At any sign of primer piercing, stop using the suspect ammunition and ensure the firing pin and bolt are closely inspected for proper function or damage. Just a few pierced primers can erode a firing-pin tip, leading to greater primer-piercing frequency, leading to more firing-pin damage, and so on.
Other harbingers of pressure trouble include bent firing-pin-retaining pins, broken extractor pins, bent or broken extractors, a sudden increase in recoil/muzzle blast/gas without a change in ammo, case-head separation or spent cases that are split or ruptured. In each case, it makes more sense to stop what you are doing and look for the source of the problem(s) than it does to just keep banging away.
Firearm-safety courses include warnings about “squib” loads that do not fully push a projectile out of the barrel. Hopefully, we notice this through a muted report and reduced recoil (referred to as “Pop-No-Kick”) before attempting to fire another round. But, subsonic rifle ammo renders the differences between normal cartridges and squibs much less obvious. This is doubly true when sound suppressors and/or hearing protection are used. A good rule of thumb when using lower-power ammunition is that if you do not actually see or hear each round impact downrange, stop what you are doing, clear the rifle and check to ensure the bore is not obstructed before firing another round.
A drastic change in zero is also worth investigating. Assuming your ammo, target location and environmental factors are consistent; suddenly being way off your point-of-aim could signal a failure of one or more components. Rather than shifting your point-of-impact to “chase the zero,” take the time to figure out what caused the shift.

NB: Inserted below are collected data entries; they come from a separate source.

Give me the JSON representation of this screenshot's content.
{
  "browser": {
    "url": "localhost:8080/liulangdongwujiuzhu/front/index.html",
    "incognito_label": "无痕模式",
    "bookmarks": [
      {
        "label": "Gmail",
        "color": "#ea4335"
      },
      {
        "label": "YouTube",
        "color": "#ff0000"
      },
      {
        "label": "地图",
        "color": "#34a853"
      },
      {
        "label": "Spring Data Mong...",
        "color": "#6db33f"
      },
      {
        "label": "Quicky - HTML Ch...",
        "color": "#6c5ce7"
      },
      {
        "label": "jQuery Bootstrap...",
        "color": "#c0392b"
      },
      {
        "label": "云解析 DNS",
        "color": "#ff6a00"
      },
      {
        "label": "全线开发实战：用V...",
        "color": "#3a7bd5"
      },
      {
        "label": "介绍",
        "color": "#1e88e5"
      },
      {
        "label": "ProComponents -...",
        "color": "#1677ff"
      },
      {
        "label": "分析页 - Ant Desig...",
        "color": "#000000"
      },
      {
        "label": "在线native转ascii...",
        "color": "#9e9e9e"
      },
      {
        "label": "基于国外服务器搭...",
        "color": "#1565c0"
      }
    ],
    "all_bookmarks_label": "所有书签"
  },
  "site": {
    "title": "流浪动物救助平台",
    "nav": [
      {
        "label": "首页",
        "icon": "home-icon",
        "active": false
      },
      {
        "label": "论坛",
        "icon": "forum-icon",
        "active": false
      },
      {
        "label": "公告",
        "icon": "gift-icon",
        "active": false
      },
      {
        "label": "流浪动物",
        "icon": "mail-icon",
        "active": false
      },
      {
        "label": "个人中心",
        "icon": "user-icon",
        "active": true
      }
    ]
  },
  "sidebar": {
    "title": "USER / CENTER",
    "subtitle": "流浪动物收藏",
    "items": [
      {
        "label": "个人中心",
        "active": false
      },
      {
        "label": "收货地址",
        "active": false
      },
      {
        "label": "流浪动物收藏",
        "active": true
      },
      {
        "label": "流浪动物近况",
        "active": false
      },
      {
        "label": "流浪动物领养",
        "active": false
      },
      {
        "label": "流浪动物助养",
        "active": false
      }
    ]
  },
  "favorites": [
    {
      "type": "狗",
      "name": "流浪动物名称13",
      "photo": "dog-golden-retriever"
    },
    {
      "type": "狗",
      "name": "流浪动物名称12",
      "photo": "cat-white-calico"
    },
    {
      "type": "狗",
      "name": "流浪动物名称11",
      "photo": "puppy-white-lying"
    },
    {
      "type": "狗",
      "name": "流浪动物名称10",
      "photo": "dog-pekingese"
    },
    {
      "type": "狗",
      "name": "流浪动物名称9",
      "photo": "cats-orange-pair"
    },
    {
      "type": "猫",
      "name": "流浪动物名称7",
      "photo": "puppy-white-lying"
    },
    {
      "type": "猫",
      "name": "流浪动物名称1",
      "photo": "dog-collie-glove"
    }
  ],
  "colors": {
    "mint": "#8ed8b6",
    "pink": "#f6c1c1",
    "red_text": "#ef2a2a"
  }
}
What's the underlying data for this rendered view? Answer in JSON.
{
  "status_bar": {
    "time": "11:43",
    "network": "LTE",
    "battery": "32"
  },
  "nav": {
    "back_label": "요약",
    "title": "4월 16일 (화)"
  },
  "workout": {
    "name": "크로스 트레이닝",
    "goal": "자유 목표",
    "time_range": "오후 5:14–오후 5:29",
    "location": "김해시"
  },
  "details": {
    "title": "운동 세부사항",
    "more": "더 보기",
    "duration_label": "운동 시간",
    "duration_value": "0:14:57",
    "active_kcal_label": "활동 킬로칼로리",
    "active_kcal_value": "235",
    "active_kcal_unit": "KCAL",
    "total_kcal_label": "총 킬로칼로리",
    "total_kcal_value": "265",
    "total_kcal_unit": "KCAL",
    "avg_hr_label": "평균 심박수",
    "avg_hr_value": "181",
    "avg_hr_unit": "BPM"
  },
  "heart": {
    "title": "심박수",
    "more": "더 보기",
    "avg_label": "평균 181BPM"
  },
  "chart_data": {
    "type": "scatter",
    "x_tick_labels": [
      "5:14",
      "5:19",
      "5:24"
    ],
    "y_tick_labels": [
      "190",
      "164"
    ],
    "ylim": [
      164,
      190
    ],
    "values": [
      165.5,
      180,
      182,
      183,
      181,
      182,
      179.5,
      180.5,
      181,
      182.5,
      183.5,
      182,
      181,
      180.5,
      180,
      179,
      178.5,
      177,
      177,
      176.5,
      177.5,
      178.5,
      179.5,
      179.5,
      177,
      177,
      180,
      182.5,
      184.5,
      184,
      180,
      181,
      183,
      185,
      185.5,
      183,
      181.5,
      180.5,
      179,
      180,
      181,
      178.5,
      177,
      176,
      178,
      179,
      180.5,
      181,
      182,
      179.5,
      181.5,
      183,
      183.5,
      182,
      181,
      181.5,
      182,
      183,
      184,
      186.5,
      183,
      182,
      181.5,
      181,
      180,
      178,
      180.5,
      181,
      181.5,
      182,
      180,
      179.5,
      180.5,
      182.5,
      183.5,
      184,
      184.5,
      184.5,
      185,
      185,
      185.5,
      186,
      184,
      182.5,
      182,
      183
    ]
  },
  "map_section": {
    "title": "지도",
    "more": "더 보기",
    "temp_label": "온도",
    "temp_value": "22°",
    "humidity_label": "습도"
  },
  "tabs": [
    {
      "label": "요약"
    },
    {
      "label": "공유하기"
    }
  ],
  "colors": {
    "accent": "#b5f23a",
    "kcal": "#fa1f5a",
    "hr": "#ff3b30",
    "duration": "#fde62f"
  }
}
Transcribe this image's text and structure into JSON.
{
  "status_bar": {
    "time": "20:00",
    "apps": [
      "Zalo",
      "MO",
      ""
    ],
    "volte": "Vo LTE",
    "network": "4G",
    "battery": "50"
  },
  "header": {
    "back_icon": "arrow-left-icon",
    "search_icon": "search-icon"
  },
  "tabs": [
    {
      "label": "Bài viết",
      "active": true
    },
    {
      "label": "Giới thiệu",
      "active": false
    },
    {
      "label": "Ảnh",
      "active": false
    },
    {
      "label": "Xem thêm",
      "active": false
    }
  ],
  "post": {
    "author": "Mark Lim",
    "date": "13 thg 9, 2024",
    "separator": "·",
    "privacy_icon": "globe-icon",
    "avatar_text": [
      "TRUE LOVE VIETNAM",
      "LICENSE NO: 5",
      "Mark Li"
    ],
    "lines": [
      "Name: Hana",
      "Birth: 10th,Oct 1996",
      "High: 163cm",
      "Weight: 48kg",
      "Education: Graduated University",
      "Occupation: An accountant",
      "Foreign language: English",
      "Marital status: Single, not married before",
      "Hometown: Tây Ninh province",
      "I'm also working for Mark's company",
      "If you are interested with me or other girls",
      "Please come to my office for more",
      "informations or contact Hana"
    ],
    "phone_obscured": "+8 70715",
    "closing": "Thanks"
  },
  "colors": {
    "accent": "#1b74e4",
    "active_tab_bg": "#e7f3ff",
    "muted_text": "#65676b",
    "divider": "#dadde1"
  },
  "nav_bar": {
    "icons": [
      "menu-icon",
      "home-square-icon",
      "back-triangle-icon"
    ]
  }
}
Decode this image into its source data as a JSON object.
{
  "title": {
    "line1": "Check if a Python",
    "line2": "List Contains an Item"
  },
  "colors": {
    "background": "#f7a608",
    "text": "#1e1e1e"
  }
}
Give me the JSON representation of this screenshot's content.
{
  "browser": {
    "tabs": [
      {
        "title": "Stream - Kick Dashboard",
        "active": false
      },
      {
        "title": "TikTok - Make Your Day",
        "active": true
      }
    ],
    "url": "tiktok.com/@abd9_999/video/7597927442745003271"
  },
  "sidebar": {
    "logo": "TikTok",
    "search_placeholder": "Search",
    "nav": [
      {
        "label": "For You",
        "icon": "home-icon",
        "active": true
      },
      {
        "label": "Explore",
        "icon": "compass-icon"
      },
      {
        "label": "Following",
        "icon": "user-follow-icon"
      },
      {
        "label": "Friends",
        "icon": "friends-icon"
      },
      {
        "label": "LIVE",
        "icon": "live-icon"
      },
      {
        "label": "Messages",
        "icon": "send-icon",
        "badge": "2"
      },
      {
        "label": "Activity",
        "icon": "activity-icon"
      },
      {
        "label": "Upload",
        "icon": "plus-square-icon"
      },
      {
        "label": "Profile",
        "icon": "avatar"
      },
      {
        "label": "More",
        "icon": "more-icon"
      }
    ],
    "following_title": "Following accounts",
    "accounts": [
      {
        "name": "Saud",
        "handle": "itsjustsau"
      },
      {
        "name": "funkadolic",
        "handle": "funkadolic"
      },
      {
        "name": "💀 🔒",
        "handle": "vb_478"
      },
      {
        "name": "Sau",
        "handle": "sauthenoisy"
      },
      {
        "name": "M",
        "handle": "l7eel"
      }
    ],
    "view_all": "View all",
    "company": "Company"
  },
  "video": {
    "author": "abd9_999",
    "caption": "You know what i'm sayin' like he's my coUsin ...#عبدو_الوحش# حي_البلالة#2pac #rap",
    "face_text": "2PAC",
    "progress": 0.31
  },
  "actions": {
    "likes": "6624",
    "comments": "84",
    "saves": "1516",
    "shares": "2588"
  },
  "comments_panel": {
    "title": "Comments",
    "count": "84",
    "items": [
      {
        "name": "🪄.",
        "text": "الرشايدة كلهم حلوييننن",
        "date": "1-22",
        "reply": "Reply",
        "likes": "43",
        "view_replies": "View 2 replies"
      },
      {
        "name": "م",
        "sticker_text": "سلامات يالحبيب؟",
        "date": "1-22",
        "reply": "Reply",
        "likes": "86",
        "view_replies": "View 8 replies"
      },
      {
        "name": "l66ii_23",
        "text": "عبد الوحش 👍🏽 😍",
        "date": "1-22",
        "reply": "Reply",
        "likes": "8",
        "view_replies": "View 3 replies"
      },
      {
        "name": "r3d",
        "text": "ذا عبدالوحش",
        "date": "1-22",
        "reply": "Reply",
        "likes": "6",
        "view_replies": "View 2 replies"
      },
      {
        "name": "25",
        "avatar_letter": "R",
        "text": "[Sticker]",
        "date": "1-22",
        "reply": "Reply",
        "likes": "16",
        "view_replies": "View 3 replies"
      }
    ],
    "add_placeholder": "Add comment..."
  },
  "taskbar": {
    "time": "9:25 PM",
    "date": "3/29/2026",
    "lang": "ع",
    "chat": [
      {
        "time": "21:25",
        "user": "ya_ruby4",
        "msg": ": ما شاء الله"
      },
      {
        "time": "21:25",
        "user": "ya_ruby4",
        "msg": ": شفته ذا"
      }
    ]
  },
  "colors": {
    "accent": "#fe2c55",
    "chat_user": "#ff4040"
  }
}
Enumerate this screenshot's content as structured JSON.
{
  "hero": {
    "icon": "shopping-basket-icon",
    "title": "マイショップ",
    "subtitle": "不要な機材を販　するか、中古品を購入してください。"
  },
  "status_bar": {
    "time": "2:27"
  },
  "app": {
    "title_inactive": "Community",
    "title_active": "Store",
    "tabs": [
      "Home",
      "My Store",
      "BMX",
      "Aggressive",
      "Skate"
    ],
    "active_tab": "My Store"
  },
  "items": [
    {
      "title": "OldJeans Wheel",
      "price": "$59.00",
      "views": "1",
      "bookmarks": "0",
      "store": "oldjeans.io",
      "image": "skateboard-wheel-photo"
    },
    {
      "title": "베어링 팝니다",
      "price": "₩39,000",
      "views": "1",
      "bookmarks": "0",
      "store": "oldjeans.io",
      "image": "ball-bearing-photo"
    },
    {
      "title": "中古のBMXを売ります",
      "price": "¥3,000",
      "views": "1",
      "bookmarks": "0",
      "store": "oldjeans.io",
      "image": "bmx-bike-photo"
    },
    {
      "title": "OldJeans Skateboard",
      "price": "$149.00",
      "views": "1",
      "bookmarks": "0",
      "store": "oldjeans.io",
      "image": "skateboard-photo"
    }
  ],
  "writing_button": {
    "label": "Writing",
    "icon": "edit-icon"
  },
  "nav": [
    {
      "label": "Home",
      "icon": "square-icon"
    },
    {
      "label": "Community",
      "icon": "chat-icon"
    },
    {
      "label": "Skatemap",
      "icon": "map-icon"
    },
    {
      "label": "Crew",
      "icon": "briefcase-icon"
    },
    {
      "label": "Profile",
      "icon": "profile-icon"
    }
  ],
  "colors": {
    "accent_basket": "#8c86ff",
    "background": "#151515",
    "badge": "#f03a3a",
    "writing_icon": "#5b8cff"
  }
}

Lastly, if manually extracting a live round from your rifle’s chamber leaves a bullet stuck in the bore, do not simply clear it, reload and go back to shooting. I know this seems obvious but you might be surprised by the number of people I have seen who simply knocked the stuck projectile out of the bore with a cleaning rod, dumped the loose powder out of their action, then proceed as if all was normal. A bullet stuck in the throat indicates that either the cartridges are loaded too long, have insufficient neck tension/crimping or the rifle has a problem with the barrel’s chamber/throat. Any and all can lead to trouble with continued shooting.
Resist the urge to keep shooting if you see obvious signs that something is amiss. I rebarreled a rifle for a guy who ignored escalating pressure signs as he worked through a series of handloads. He burned his .308 Win. barrel up and damaged his bolt in just 500 rounds. Fortunately, he got off easy with only a monetary lesson—he was lucky enough to escape serious injury, which may not always be the case—but it could easily have been avoided. Don’t wager that ignoring the “stop signs” your rifle sends will always be without a measure of pain, either financially or physically.